Die industriell bedingten Rationalisierungsprozesse führten zu einer enormen Steigerung der Erträgnisse des Bodens und ermöglichten das Herausziehen eines immer höheren „Census“, der durch die heutige Rechts- und Geldordnung zu einem Gewinnobjekt gemacht wurde. Dadurch nämlich, dass die Geldmenge mit der gestiegenen Gütermenge erhöht wurde, wuchs der aus dem Überschuss der Bodenproduktion finanzierte „Census“ auch nominell. Wenn man den Ertrag des Bodens unter Berücksichtigung der Produktivität als Grundrente definiert, kann man sagen: Ohne Ertrag des Bodens kann die Menschheit gar nicht existieren; das ist, was jeder benötigt, wovon jedermann lebt. Ohne Grundrente, das heisst: Überschuss der Bodenproduktion, können Zivilisation und Kultur sich nicht entwickeln. Was sind denn eigentlich Zinsen und die sich ins Unermessliche steigern wollende Eigentümer- oder Besitzrente? Cachierte Bodenrente in zweierlei Erscheinungsformen! Und was in den agitatorischen Kampf gegen Zins und Besitzrente angeführt werden muss, ist lediglich, wie jener Überschuss der Bodenproduktion transparent in das Gebiet der geistigen Produktion bzw. in das Gebiet der reinen Verbraucher (Lehrer, Ärzte, Pensionierte, Kinder) übertragen werden kann.

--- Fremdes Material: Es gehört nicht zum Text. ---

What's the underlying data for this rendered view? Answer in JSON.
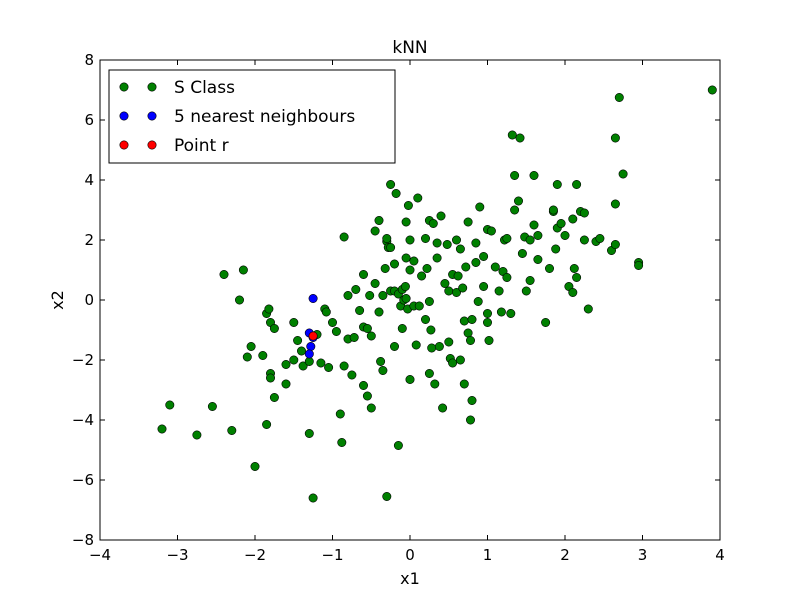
{
  "chart_data": {
    "type": "scatter",
    "title": "kNN",
    "xlabel": "x1",
    "ylabel": "x2",
    "xlim": [
      -4,
      4
    ],
    "ylim": [
      -8,
      8
    ],
    "xticks": [
      -4,
      -3,
      -2,
      -1,
      0,
      1,
      2,
      3,
      4
    ],
    "yticks": [
      -8,
      -6,
      -4,
      -2,
      0,
      2,
      4,
      6,
      8
    ],
    "xtick_labels": [
      "−4",
      "−3",
      "−2",
      "−1",
      "0",
      "1",
      "2",
      "3",
      "4"
    ],
    "ytick_labels": [
      "−8",
      "−6",
      "−4",
      "−2",
      "0",
      "2",
      "4",
      "6",
      "8"
    ],
    "grid": false,
    "legend_position": "top-left",
    "series": [
      {
        "name": "S Class",
        "color": "#008000",
        "points": [
          [
            -3.2,
            -4.3
          ],
          [
            -3.1,
            -3.5
          ],
          [
            -2.75,
            -4.5
          ],
          [
            -2.55,
            -3.55
          ],
          [
            -2.3,
            -4.35
          ],
          [
            -2.4,
            0.85
          ],
          [
            -2.2,
            0.0
          ],
          [
            -2.15,
            1.0
          ],
          [
            -2.1,
            -1.9
          ],
          [
            -2.05,
            -1.55
          ],
          [
            -2.0,
            -5.55
          ],
          [
            -1.9,
            -1.85
          ],
          [
            -1.85,
            -4.15
          ],
          [
            -1.85,
            -0.45
          ],
          [
            -1.82,
            -0.3
          ],
          [
            -1.8,
            -2.45
          ],
          [
            -1.8,
            -2.6
          ],
          [
            -1.8,
            -0.75
          ],
          [
            -1.75,
            -0.95
          ],
          [
            -1.75,
            -3.25
          ],
          [
            -1.6,
            -2.15
          ],
          [
            -1.6,
            -2.8
          ],
          [
            -1.5,
            -2.0
          ],
          [
            -1.5,
            -0.75
          ],
          [
            -1.45,
            -1.35
          ],
          [
            -1.4,
            -1.7
          ],
          [
            -1.38,
            -2.2
          ],
          [
            -1.3,
            -2.05
          ],
          [
            -1.3,
            -4.45
          ],
          [
            -1.25,
            -6.6
          ],
          [
            -1.2,
            -1.15
          ],
          [
            -1.15,
            -2.1
          ],
          [
            -1.1,
            -0.3
          ],
          [
            -1.08,
            -0.4
          ],
          [
            -1.05,
            -2.25
          ],
          [
            -1.0,
            -0.75
          ],
          [
            -0.95,
            -1.05
          ],
          [
            -0.9,
            -3.8
          ],
          [
            -0.88,
            -4.75
          ],
          [
            -0.85,
            -2.2
          ],
          [
            -0.85,
            2.1
          ],
          [
            -0.8,
            -1.3
          ],
          [
            -0.8,
            0.15
          ],
          [
            -0.75,
            -2.5
          ],
          [
            -0.72,
            -1.25
          ],
          [
            -0.7,
            0.35
          ],
          [
            -0.65,
            -0.35
          ],
          [
            -0.6,
            -0.9
          ],
          [
            -0.6,
            -2.85
          ],
          [
            -0.6,
            0.85
          ],
          [
            -0.55,
            -3.2
          ],
          [
            -0.55,
            -0.95
          ],
          [
            -0.52,
            0.15
          ],
          [
            -0.5,
            -3.6
          ],
          [
            -0.5,
            -1.2
          ],
          [
            -0.45,
            0.55
          ],
          [
            -0.45,
            2.3
          ],
          [
            -0.4,
            -0.4
          ],
          [
            -0.4,
            2.65
          ],
          [
            -0.38,
            -2.05
          ],
          [
            -0.35,
            -2.35
          ],
          [
            -0.35,
            0.15
          ],
          [
            -0.32,
            1.05
          ],
          [
            -0.3,
            1.95
          ],
          [
            -0.3,
            2.05
          ],
          [
            -0.3,
            -6.55
          ],
          [
            -0.28,
            1.75
          ],
          [
            -0.25,
            1.75
          ],
          [
            -0.25,
            0.3
          ],
          [
            -0.25,
            3.85
          ],
          [
            -0.2,
            1.2
          ],
          [
            -0.2,
            0.3
          ],
          [
            -0.2,
            -1.55
          ],
          [
            -0.18,
            3.55
          ],
          [
            -0.15,
            -4.85
          ],
          [
            -0.15,
            0.2
          ],
          [
            -0.12,
            -0.2
          ],
          [
            -0.1,
            -0.95
          ],
          [
            -0.1,
            0.35
          ],
          [
            -0.08,
            0.0
          ],
          [
            -0.06,
            0.45
          ],
          [
            -0.05,
            2.6
          ],
          [
            -0.05,
            0.05
          ],
          [
            -0.05,
            1.4
          ],
          [
            -0.03,
            -0.3
          ],
          [
            -0.02,
            3.15
          ],
          [
            0.0,
            2.0
          ],
          [
            0.0,
            -2.65
          ],
          [
            0.0,
            1.0
          ],
          [
            0.05,
            -0.2
          ],
          [
            0.05,
            1.3
          ],
          [
            0.08,
            -1.5
          ],
          [
            0.1,
            3.4
          ],
          [
            0.12,
            -0.2
          ],
          [
            0.15,
            0.8
          ],
          [
            0.2,
            -0.65
          ],
          [
            0.2,
            2.05
          ],
          [
            0.22,
            1.05
          ],
          [
            0.25,
            -0.05
          ],
          [
            0.25,
            -2.45
          ],
          [
            0.25,
            2.65
          ],
          [
            0.27,
            -1.0
          ],
          [
            0.28,
            -1.6
          ],
          [
            0.3,
            2.55
          ],
          [
            0.32,
            -2.8
          ],
          [
            0.35,
            1.4
          ],
          [
            0.35,
            1.9
          ],
          [
            0.38,
            -1.55
          ],
          [
            0.4,
            2.8
          ],
          [
            0.42,
            -3.6
          ],
          [
            0.45,
            0.55
          ],
          [
            0.48,
            1.85
          ],
          [
            0.5,
            -1.4
          ],
          [
            0.5,
            0.3
          ],
          [
            0.52,
            -1.95
          ],
          [
            0.55,
            -2.1
          ],
          [
            0.55,
            0.85
          ],
          [
            0.6,
            0.25
          ],
          [
            0.6,
            2.0
          ],
          [
            0.62,
            0.8
          ],
          [
            0.65,
            -2.0
          ],
          [
            0.65,
            1.7
          ],
          [
            0.68,
            0.4
          ],
          [
            0.7,
            -0.7
          ],
          [
            0.7,
            -2.8
          ],
          [
            0.72,
            1.1
          ],
          [
            0.75,
            -1.1
          ],
          [
            0.75,
            2.6
          ],
          [
            0.78,
            -4.0
          ],
          [
            0.78,
            -1.35
          ],
          [
            0.8,
            -3.35
          ],
          [
            0.8,
            -0.65
          ],
          [
            0.85,
            1.25
          ],
          [
            0.85,
            1.9
          ],
          [
            0.88,
            -0.05
          ],
          [
            0.9,
            3.1
          ],
          [
            0.95,
            0.45
          ],
          [
            0.95,
            1.45
          ],
          [
            1.0,
            -0.45
          ],
          [
            1.0,
            -0.75
          ],
          [
            1.0,
            2.35
          ],
          [
            1.02,
            -1.35
          ],
          [
            1.05,
            2.3
          ],
          [
            1.1,
            1.1
          ],
          [
            1.15,
            0.3
          ],
          [
            1.18,
            -0.4
          ],
          [
            1.2,
            0.95
          ],
          [
            1.22,
            2.0
          ],
          [
            1.25,
            2.05
          ],
          [
            1.25,
            0.75
          ],
          [
            1.3,
            -0.45
          ],
          [
            1.32,
            5.5
          ],
          [
            1.35,
            3.0
          ],
          [
            1.35,
            4.15
          ],
          [
            1.4,
            3.3
          ],
          [
            1.42,
            5.4
          ],
          [
            1.45,
            1.55
          ],
          [
            1.48,
            2.1
          ],
          [
            1.5,
            0.3
          ],
          [
            1.55,
            0.65
          ],
          [
            1.55,
            2.0
          ],
          [
            1.6,
            2.5
          ],
          [
            1.6,
            4.15
          ],
          [
            1.65,
            1.35
          ],
          [
            1.65,
            2.15
          ],
          [
            1.75,
            -0.75
          ],
          [
            1.8,
            1.05
          ],
          [
            1.85,
            2.95
          ],
          [
            1.85,
            3.0
          ],
          [
            1.88,
            1.7
          ],
          [
            1.9,
            3.85
          ],
          [
            1.9,
            2.4
          ],
          [
            1.95,
            2.55
          ],
          [
            2.0,
            2.15
          ],
          [
            2.05,
            0.45
          ],
          [
            2.1,
            2.7
          ],
          [
            2.1,
            0.25
          ],
          [
            2.12,
            1.05
          ],
          [
            2.15,
            3.85
          ],
          [
            2.15,
            0.75
          ],
          [
            2.2,
            2.95
          ],
          [
            2.25,
            2.9
          ],
          [
            2.25,
            2.0
          ],
          [
            2.3,
            -0.3
          ],
          [
            2.4,
            1.95
          ],
          [
            2.45,
            2.05
          ],
          [
            2.6,
            1.65
          ],
          [
            2.65,
            1.85
          ],
          [
            2.65,
            5.4
          ],
          [
            2.65,
            3.2
          ],
          [
            2.7,
            6.75
          ],
          [
            2.75,
            4.2
          ],
          [
            2.95,
            1.25
          ],
          [
            2.95,
            1.15
          ],
          [
            3.9,
            7.0
          ]
        ]
      },
      {
        "name": "5 nearest neighbours",
        "color": "#0000ff",
        "points": [
          [
            -1.25,
            0.05
          ],
          [
            -1.3,
            -1.1
          ],
          [
            -1.28,
            -1.55
          ],
          [
            -1.3,
            -1.8
          ],
          [
            -1.25,
            -1.25
          ]
        ]
      },
      {
        "name": "Point r",
        "color": "#ff0000",
        "points": [
          [
            -1.25,
            -1.2
          ]
        ]
      }
    ]
  }
}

Kapitalrendite und Arbeitseinkommen

Das Leistungserträgnis - der Marktpreis für das Arbeitsergebnis - ist aus dem heutigen Rechts- und Wirtschaftsverständnis heraus eigentumsmässig Kapital, und somit wird das Arbeitseinkommen bzw. der Lohn aus dem Kapital bezahlt. An die Stelle der Leibeigenschaft ist das Lohnabhängigkeits- und hypothekarische Schuldverhältnis getreten. Leistungserträgnis minus Arbeitskosten wird zum Renditefaktor für das Kapital, bei gesamtwirtschaftlicher Betrachtung. Die Kapitalrendite bestimmt den Geld- und Verkehrswert des Kapitals. Nach dieser Orientierung entscheidet das Leistungserträgnis unter Berücksichtigung der erzielbaren Rendite darüber, ob ein Gut erzeugt werden soll oder nicht, und somit wird nicht das Bedürfnis, sondern das Leistungserträgnis zum Initiator des Wirtschaftens. Kapital und Arbeit als Ware begründen den Kampf zwischen Kapitalrendite und Arbeitskosten, der im ruinösen Preiskonkurrenzkampf endet. Aufgrund ihrer unmittelbaren Koppelung an das Leistungserträgnis hat die Arbeit zwei Aspekte: Sie ist einerseits Unkostenfaktor, anderseits Gelegenheit, Einkommen zu erzielen. Vom Standpunkt des Kapitals gilt es, die Kosten für die Arbeit zu eliminieren, die Arbeit dorthin zu verlagern, wo sie am billigsten ist. Zwecks Einkommensbeschaffung aber entartet Arbeit auch zu unnötiger Tätigkeit. Und so führt Arbeit als Ware in Abhängigkeit vom Kapital einerseits zu Arbeitslosigkeit, anderseits zu Verschleisswirtschaft.